Beyond implications regarding the presence of multiple psychological concerns, the study results also raise important considerations for treatment. For example, it is possible that untreated depression may limit the effectiveness of interventions targeted towards disordered eating. In fact, our findings are consistent with the idea that interpersonal and family systems approaches may be particularly appropriate for some clients, as low family cohesion was related to both the depressive and bulimic symptoms. In other words, if lack of support and low levels of closeness in the family are part of the genesis of depressive and bulimic symptoms in an individual, interventions that address relationships or the family system may be particularly helpful in treating both sets of symptoms. Interpersonal therapy, which addresses relational issues (or interpersonal problems) as a key part of treatment (see [68]), is considered to be an effective treatment for both bulimia (for a review, see [69]) and depression [70]. Similarly, family-based approaches that involve families in treatment have been found to be effective with adolescents struggling with bulimia (for a review, see [71]) and depression [72]. Obviously, no single factor causes the development of disordered eating or difficulties with depression, and a treatment approach may need to address multiple risk factors. Based upon the results of this study, clinicians are encouraged to expand the way they think about the influence that family dynamics have on bulimic symptoms.

Summary

Our study suggests that family dysfunction, in the form of low cohesion, relates to both symptoms of depression and bulimic behavior in older adolescent females.
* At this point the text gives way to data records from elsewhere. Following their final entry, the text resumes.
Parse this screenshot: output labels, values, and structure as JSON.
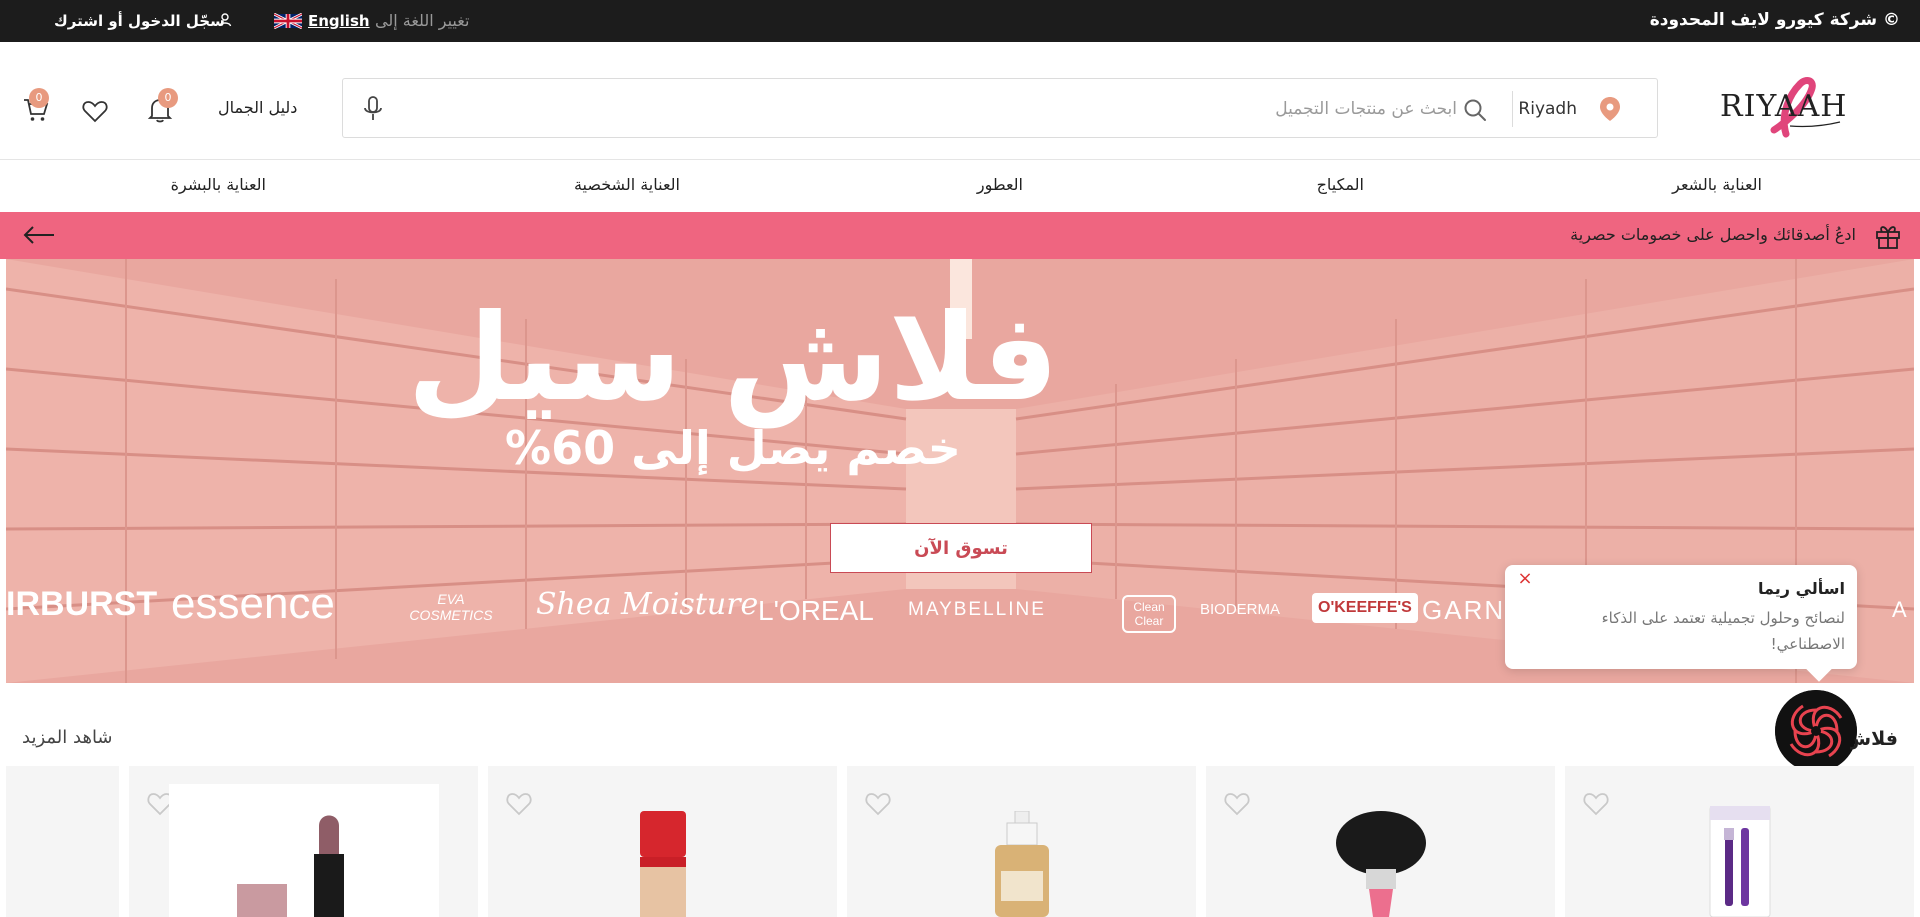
{
  "topbar": {
    "copyright": "© شركة كيورو لايف المحدودة",
    "login_label": "سجّل الدخول أو اشترك",
    "language_label": "English",
    "change_language": "تغيير اللغة إلى"
  },
  "header": {
    "brand_name": "RIYAAH",
    "location": "Riyadh",
    "search_placeholder": "ابحث عن منتجات التجميل",
    "beauty_guide": "دليل الجمال",
    "notifications_count": "0",
    "cart_count": "0"
  },
  "nav": {
    "items": [
      "العناية بالشعر",
      "المكياج",
      "العطور",
      "العناية الشخصية",
      "العناية بالبشرة"
    ]
  },
  "promo": {
    "text": "ادعُ أصدقائك واحصل على خصومات حصرية"
  },
  "hero": {
    "title": "فلاش سيل",
    "subtitle": "خصم يصل إلى 60%",
    "cta": "تسوق الآن",
    "brands": [
      "IRBURST",
      "essence",
      "EVA COSMETICS",
      "Shea Moisture",
      "L'OREAL",
      "MAYBELLINE",
      "Clean Clear",
      "BIODERMA",
      "O'KEEFFE'S",
      "GARNIER",
      "A"
    ]
  },
  "chat": {
    "name": "اسألي ريما",
    "message": "لنصائح وحلول تجميلية تعتمد على الذكاء الاصطناعي!",
    "close": "×"
  },
  "section": {
    "title": "فلاش سيل",
    "see_more": "شاهد المزيد"
  },
  "colors": {
    "topbar": "#1c1c1c",
    "promo": "#ef6580",
    "accent": "#c94a55",
    "badge": "#e89a7f"
  }
}
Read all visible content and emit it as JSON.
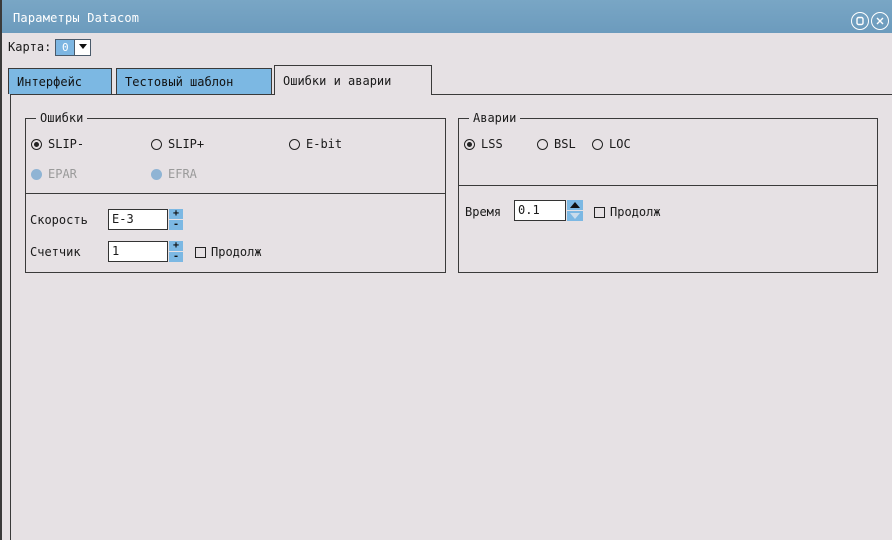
{
  "window": {
    "title": "Параметры Datacom",
    "title_buttons": [
      "restore-icon",
      "close-icon"
    ]
  },
  "card": {
    "label": "Карта:",
    "value": "0"
  },
  "tabs": [
    {
      "label": "Интерфейс",
      "active": false
    },
    {
      "label": "Тестовый шаблон",
      "active": false
    },
    {
      "label": "Ошибки и аварии",
      "active": true
    }
  ],
  "errors": {
    "title": "Ошибки",
    "radios": [
      {
        "label": "SLIP-",
        "checked": true,
        "disabled": false
      },
      {
        "label": "SLIP+",
        "checked": false,
        "disabled": false
      },
      {
        "label": "E-bit",
        "checked": false,
        "disabled": false
      },
      {
        "label": "EPAR",
        "checked": false,
        "disabled": true
      },
      {
        "label": "EFRA",
        "checked": false,
        "disabled": true
      }
    ],
    "speed_label": "Скорость",
    "speed_value": "E-3",
    "counter_label": "Счетчик",
    "counter_value": "1",
    "continuous_label": "Продолж"
  },
  "alarms": {
    "title": "Аварии",
    "radios": [
      {
        "label": "LSS",
        "checked": true
      },
      {
        "label": "BSL",
        "checked": false
      },
      {
        "label": "LOC",
        "checked": false
      }
    ],
    "time_label": "Время",
    "time_value": "0.1",
    "continuous_label": "Продолж"
  },
  "colors": {
    "titlebar": "#6c9bbd",
    "tab_inactive": "#7cb8e3",
    "background": "#e6e1e4"
  }
}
In addition, our study builds upon prior research linking family dysfunction to the development of various psychiatric concerns including both depressive and bulimic symptoms by integrating more recent research on the role of depression in the etiology of bulimia. Our results are consistent with the idea that depression symptoms may be one way that problematic family dynamics relate to bulimic symptomatology. Specifically, lack of cohesion may contribute to both depressive and bulimic symptoms. In addition, for some older adolescent females with bulimic symptoms, the depressive symptoms could account for the relationship between lack of family cohesion and bulimic symptoms.